Posted June 30, 2010, at 12:08 a.m.

SKOWHEGAN, Maine— The Somerset County Budget Committee will convene tonight in an attempt to move the budget process forward and end the wait for towns seeking to mail property tax bills.

The county budget has been the topic of considerable debate in recent weeks as county commissioners and the budget committee have sought common ground in what has been a contentious process in recent years. But Dwight Dogherty of Pittsfield, who chairs the budget committee, said recent discussions and developments have smoothed over disagreements to the point that passage of the budget could be imminent.

“I’m a little more optimistic than I once was,” said Dogherty, who earlier this month told the Bangor Daily News that he didn’t expect his committee to adopt the county’s spending proposal. The budget committee must approve the commissioners’ proposals by a two-thirds vote.
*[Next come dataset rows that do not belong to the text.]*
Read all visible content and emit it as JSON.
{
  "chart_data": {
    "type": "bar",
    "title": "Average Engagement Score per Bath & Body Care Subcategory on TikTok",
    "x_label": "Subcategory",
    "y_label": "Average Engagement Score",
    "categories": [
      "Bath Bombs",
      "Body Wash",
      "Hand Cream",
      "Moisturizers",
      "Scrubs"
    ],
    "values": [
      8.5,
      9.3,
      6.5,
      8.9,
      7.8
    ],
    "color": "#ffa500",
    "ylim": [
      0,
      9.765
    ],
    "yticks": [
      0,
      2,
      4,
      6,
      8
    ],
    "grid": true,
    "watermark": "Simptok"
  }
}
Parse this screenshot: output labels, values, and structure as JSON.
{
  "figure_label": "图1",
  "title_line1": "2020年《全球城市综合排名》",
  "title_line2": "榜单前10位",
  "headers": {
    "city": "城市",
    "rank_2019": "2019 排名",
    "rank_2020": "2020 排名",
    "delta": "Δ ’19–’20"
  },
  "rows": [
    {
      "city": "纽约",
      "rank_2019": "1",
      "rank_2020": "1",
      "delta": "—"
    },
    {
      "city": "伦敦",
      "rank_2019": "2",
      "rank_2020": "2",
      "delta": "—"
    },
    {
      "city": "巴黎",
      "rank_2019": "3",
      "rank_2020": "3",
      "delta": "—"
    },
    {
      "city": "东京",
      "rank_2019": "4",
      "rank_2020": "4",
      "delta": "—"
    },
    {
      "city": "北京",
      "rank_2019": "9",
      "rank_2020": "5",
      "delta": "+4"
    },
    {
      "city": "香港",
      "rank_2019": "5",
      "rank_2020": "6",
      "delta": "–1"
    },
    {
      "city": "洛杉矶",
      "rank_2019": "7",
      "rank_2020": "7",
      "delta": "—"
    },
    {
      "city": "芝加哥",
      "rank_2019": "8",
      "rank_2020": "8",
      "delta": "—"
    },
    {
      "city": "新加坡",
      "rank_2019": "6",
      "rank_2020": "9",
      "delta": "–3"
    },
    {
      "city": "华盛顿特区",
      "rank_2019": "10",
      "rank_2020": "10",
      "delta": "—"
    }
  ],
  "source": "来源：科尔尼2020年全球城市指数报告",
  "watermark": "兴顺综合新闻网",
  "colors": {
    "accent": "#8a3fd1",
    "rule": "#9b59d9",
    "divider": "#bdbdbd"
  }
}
If the budget committee and commissioners don’t agree, the budget could bounce back and forth between the two boards indefinitely.
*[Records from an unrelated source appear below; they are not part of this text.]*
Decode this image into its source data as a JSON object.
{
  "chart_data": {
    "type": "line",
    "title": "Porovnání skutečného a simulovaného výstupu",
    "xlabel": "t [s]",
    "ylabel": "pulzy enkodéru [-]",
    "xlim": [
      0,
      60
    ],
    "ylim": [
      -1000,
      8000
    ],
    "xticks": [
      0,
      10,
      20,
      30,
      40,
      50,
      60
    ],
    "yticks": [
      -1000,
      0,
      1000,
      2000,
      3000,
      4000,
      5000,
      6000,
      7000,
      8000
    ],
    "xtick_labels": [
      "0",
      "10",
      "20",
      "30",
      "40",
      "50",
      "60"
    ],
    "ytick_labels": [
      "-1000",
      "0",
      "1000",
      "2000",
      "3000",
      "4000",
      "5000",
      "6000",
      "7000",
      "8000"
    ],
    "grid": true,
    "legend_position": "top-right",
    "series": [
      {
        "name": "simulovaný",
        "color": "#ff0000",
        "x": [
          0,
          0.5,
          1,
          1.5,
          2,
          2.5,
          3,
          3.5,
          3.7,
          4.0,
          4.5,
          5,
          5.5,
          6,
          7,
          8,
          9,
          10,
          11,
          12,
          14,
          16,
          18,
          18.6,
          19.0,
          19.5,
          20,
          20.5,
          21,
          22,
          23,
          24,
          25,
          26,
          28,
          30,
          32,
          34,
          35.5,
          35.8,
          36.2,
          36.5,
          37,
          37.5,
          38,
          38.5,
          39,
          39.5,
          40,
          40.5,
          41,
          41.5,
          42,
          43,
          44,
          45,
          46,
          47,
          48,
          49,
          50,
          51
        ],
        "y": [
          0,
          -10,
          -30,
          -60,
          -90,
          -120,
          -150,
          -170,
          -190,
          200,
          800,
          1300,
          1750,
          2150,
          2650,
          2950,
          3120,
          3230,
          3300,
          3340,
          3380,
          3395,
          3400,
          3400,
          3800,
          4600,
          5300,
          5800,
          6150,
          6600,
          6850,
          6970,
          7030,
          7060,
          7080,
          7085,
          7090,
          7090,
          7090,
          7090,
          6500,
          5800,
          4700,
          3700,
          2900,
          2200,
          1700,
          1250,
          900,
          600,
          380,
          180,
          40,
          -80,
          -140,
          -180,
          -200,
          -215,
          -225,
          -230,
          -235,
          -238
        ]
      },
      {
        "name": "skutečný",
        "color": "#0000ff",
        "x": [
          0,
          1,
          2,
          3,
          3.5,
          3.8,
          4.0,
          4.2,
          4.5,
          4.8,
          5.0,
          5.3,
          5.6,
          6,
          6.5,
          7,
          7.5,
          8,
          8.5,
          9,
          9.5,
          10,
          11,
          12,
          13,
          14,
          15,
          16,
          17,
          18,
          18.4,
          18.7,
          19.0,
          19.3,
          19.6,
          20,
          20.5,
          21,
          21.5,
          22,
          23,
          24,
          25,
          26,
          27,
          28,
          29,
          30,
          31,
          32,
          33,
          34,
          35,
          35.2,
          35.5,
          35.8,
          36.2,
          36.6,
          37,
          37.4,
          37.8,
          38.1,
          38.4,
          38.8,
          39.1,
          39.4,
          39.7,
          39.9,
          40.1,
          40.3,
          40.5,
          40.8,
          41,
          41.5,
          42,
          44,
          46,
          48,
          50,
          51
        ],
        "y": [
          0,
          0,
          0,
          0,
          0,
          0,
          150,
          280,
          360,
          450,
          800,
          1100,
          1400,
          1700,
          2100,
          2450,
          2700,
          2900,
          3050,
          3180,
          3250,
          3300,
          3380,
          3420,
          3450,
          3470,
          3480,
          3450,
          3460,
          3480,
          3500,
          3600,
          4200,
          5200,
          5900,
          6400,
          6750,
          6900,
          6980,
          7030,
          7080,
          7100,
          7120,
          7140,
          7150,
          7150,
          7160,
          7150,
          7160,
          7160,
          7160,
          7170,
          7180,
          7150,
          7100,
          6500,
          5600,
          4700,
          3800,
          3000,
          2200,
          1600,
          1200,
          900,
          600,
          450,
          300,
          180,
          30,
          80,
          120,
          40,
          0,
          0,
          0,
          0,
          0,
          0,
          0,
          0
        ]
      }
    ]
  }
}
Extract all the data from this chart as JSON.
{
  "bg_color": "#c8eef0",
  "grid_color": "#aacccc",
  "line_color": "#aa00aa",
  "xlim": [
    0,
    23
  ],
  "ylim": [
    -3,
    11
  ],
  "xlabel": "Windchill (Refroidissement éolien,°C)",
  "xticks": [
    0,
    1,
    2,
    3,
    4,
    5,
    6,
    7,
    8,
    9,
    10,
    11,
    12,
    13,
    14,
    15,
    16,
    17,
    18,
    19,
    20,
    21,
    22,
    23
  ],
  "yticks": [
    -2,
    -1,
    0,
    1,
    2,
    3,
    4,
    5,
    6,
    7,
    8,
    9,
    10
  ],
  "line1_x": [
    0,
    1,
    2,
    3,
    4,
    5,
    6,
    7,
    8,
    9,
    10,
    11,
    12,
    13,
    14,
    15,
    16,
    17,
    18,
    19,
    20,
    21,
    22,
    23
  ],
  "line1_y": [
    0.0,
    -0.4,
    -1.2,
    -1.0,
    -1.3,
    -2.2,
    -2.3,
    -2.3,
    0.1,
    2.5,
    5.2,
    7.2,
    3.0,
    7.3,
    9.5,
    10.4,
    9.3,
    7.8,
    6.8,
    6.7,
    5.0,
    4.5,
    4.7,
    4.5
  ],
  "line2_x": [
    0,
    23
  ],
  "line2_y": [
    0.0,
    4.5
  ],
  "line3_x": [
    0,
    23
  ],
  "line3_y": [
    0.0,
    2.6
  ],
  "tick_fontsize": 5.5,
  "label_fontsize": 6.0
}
Complicating the situation, according to Dogherty, are two vacancies on the committee, the latest one caused when Larry Post of St. Albans was hired as the new Somerset County administrator. Post, who until now has been the Hartland town manager, must resign his seat on the budget committee in order to take the new job.

Acting County Administrator Earla Haggerty said Tuesday that caucuses are scheduled for July 7 in order to fill the two vacancies.

Another factor in the budget deliberations is Sheriff Barry Delong’s threat last week to close a unit of the Somerset County Jail unless an impasse with the State Board of Corrections can be resolved. The outcome of that situation could affect the county budget to the tune of $400,000, said Dogherty. The State Board of Correc-tions is scheduled to meet July 15. “That money could be released and we could take that in as a revenue on the budget,” said Dogherty.

The 2011 budget proposal of $5,145,725 represents an increase of about 8.1 percent over the current year.

Haggerty said final approval of the budget hinges on the budget committee.

“The budget process is entirely up to the budget committee at this point,” she said. “The ball is entirely in their court.”

St. Albans Town Manager Rhonda Stark said she and many other municipal officials in the county are watching the process closely because the county assessment must be known before property tax bills can be computed and mailed.

“People have been calling us now for a month, asking how much their taxes are going to be and when the bill is going to be mailed,” said Stark. “We can’t set our mill rate and send tax bills until the county sets its budget.”

Stark said delays by the county can also require towns to borrow money for operating expenses until property tax revenue starts coming in, as has been the case in St. Albans for the past two years.

Dogherty, who was formerly the Pittsfield town manager, said he knows the importance of timing for municipalities, but said the wait will be worth it if money can be saved in the county budget.

Tonight’s meeting begins at 6 p.m. in the Superior Court Room at 41 Court St. in Skowhegan.